Dalam kajian perceraian (talaq) ini, banyak
sebab yang melandasi sepasang suami istri tersebut berpisah. Salah satunya
adalah perihal fasakh dan zhihar yang menjadikan pernikahan yang
harusnya berketurunan dan melahirkan generasi menjadi bermasalah yang pada
akhirnya bercerai (talaq). Fasakh dan Zhihar dalam Islam diatur
dalam masalah-masalah yang timbul oleh salah satu pihak yang menginginkan
pernikahan tersebut berpisah dengan berbagai macam alasan yang dibenarkan oleh syara’.

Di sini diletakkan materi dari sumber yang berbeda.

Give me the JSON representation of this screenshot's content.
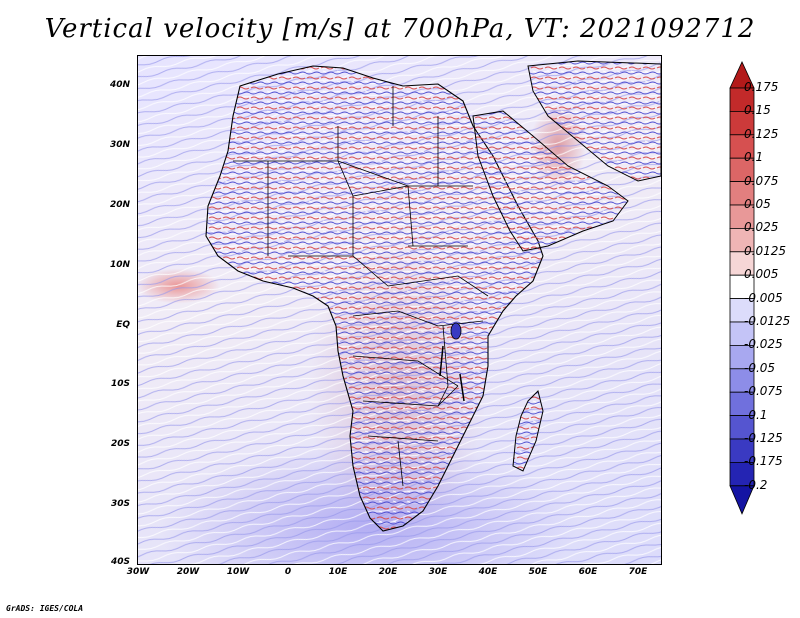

Akan tetapi dibalik itu semua, fasakh
mungkin menjadi solusi bagi manusia dan zhihar menjadi batasan untuk berhati-hati dalam
berucap dalam pergaulan sehari-hari serta menahan diri dari nafsu amarah pada
diri manusia. Karnanya, ini hal yang sangat menarik untuk dikaji lebih mendalam
agar kita memahami batasan-batasan syariah dalam berumah tangga maupun akan
melangsungkan pernikahan. Sehingga tujuan dari pernikahan dan shilah ukuwah
antara umat Islam terus terjalin baik, inilah pentingnya kita bermasyarakat dan
beragama yakni bersatu dan tolong menolong dalam kebaikan sesama muslim.
A.
PENGERTIAN FASAKH DAN ZHIHAR
Secara etimologi (bahasa), fasakh artinya
putus atau batal yang berasal dari bahasa arab فسخ - يفسح - فسخا yang
berarti batal atau rusak.[1] Atau juga fasakh
berarti mencabut atau menghapuskan.[2] Fasakh dalam arti terminologi (Istilah), menurut Sayyid Sabiq:
فساخ العقد: نقضه، و حال الرابطة التي تربط بين الزوجين
Memfasakh adalah
membatalkannya dan melepaskan ikatan pertalian antara kami suami isteri.[3]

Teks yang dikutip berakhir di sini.